Celgene is a global biopharmaceutical company leading the way in medical innovation to help patients live longer, better lives. Our purpose as a company is to discover and develop therapies that will change the course of human health.  We value our passion for patients, ​quest for innovation, spirit of independence and love of challenge. With a presence in more than 70 countries, and growing - we look for talented people to grow our business, advance our science and contribute to our unique culture.

The position of Sr Director, US Healthcare Compliance is responsible for the oversight of the US Compliance Program for the US Hem/Onc Franchise.  Under the direction of the VP, US Compliance Officer, the position is responsible to operationalize Corporate and Healthcare policies and initiatives.  This position requires close collaboration and coordination with other regional HCC teams, Legal, Internal Audit, Healthcare Compliance Audit and other relevant functions.  The position is expected to be a reliable source of information and interpretation of compliance principles and operationalization of compliance requirements for the US Hem/Onc Franchise.

RESPONSIBILITIES INCLUDE:

  • Identifying potential areas of HCC risk and developing plan of action to address those areas of risk, including but not limited to working closely with Legal.
  • Responsible for overseeing the implementation and operationalization of Corporate Policies and Global Procedures for the US Hem/Onc Franchise, including but not limited to assistance with procedural documentation and an understanding of the intent of corporate policies and training.
  • Takes a leading role in establishing and implementing remedial activities for HCC audit findings and interacting and following through with applicable department and functional heads for corrective actions and implementation.
  • Actively participate and acts in the capacity of Secretary for HCC Board meetings to prepare reports, presentations, meeting agendas and minutes of meetings.
  • Represents the Hem/Onc Franchise as an active participant and member of the Corporate Policy Committee.
  • Maintains a good understanding of developments in applicable HCC legislation, initiatives and enforcement trends for the US and actively shares this information across relevant functions.
  • Member/leader of cross-functional teams that perform HCC compliance investigations and investigations on compliance matters referred by the Compliance and Ethics Committee.
  • Assist Business owners with training activities in cooperation with Legal on HCC matters.
  • Ensure regular HCC updates and activity monitoring to the VP, US Compliance Officer and the US HCC Board.
  • Participate in Corporate Policy meetings as the US Hem/Onc Franchise representative.
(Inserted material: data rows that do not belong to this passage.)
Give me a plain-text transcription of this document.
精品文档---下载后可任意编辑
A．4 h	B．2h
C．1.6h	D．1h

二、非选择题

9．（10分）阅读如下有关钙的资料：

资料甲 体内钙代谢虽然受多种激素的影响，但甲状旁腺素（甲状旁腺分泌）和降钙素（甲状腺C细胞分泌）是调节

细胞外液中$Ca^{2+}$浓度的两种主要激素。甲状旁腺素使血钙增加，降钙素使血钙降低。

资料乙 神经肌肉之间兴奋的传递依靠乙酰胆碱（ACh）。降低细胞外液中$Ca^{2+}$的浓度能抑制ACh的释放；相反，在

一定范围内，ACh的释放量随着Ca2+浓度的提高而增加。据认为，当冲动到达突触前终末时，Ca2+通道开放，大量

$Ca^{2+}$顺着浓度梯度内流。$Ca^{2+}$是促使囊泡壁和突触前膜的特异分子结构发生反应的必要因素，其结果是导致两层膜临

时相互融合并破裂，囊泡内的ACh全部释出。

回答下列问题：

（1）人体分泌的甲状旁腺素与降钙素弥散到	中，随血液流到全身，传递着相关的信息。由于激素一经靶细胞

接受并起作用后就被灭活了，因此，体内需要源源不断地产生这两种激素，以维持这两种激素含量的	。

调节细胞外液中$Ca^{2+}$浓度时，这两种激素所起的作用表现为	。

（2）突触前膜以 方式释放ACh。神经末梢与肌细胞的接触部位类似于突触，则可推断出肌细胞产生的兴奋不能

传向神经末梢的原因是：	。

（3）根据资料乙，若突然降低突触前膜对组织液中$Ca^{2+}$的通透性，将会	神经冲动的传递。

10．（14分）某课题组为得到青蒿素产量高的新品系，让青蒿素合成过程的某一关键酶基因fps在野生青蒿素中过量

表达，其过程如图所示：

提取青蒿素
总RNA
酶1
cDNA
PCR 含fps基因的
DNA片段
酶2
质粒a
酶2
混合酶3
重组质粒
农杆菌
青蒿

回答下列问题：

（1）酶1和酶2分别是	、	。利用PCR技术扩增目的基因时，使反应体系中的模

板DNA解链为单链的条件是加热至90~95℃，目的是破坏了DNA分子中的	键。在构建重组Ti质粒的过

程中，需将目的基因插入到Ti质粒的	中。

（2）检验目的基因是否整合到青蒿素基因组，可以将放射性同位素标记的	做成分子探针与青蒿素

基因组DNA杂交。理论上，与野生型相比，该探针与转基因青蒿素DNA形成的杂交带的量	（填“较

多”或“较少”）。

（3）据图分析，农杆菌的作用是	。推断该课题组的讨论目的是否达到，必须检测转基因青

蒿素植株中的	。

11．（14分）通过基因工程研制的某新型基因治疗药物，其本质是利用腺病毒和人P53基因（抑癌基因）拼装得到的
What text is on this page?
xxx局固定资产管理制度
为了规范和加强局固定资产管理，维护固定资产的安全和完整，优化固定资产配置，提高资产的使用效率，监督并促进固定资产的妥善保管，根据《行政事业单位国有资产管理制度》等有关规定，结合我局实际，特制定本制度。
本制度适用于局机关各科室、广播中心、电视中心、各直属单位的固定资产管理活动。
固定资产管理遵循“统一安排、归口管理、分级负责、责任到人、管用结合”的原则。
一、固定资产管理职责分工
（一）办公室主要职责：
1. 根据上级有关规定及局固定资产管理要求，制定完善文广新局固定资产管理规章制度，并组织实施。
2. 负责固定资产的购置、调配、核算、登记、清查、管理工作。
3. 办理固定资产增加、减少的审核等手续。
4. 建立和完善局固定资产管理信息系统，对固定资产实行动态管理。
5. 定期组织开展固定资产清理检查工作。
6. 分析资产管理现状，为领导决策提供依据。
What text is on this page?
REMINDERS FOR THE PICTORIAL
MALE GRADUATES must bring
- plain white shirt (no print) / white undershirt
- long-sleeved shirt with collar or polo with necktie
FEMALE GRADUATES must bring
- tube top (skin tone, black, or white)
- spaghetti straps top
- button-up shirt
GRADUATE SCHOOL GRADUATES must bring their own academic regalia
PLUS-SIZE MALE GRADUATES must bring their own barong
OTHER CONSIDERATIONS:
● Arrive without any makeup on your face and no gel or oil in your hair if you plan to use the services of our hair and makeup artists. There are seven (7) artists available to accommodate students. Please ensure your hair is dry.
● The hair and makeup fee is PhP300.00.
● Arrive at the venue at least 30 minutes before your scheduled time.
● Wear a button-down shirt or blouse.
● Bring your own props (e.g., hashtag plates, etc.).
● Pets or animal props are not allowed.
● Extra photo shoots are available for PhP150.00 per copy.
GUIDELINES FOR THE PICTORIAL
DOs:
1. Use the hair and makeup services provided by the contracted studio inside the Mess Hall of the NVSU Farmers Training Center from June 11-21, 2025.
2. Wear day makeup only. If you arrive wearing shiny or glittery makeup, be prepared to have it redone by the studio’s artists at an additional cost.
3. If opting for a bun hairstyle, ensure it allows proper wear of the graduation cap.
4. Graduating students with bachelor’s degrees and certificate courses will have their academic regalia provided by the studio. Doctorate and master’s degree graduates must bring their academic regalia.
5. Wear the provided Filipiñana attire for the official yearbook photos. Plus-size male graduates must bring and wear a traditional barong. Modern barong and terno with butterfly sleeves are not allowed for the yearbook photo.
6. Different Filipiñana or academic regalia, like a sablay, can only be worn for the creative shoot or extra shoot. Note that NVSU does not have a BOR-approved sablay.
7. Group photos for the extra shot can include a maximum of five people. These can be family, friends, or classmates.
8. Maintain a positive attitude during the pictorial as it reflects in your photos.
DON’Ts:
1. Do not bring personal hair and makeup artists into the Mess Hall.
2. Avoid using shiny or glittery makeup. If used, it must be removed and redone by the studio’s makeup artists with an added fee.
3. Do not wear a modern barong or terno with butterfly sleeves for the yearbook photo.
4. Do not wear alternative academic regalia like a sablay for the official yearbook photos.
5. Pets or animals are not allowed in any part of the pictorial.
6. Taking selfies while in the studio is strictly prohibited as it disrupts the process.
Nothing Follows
Provide input for the creation and review of Corporate Policies on behalf of the US including the creation, implementation and management of business continuity plans for the US Hem/Onc Franchise.
  • Lead development and implementation of US HCC Policies and Procedures in close collaboration with the business, the cross functional US HCC team and Legal.
  • Manage the compliance training requirements for the US Hem/Onc Franchise as specified by the risk assessment, and provide regular updates to senior management on the levels of training compliance within the US Hem/Onc Franchise.
  • Perform other compliance-related activities as directed by the VP, US Compliance Officer.

QUALIFICATIONS:

  • Minimum of Bachelors DegreeDegree in Law and/or other advanced degree or certification (CPA, MBA).  Candidates without such qualifications will be considered only if they have extensive compensating experience.
  • A post graduate degree in a science-related discipline (as an alternate to a law degree) in combination with a strong background and experience in a life- sciences industry company.
  • Five (5) to Seven (7) plus years of relevant pharmaceutical/biotechnology industry experience, including four (4) to six (6) years of Healthcare Compliance experience (or equivalent)
  • Additional certifications (e.g., HCC certification, CFE, etc.) will be considered an advantage.
  • Subject Matter Expert in US laws, regulations and PhRMA code requirements. 

COMPETENCIES:

  • Demonstrated ability to work cross-functionally and collaboratively.
  • Demonstrated ability to guide implementation of HCC policies.
  • Substantial experience in risk assessment and mitigation.
  • Excellent interpersonal, collaborative and organizational skills.
  • Works independently, yet effectively in a team environment.
  • Ability to focus attention to details and to create and execute implementation plans.
  • Excellent written & oral communication skills.
  • Excellent investigational and QA problem solving skills.
  • Knowledge of most common office software (Microsoft Office)

#LI-POST

Celgene is committed to equal opportunity in the terms and conditions of employment for all employees and job applicants without regard to race, color, religion, sex, sexual orientation, age, gender identity or gender expression, national origin, disability or veteran status. Celgene complies with all applicable national, state and local laws governing nondiscrimination in employment as well as employment eligibility verification requirements of the Immigration and Nationality Act. All applicants must have authorization to work for Celgene in the U.S.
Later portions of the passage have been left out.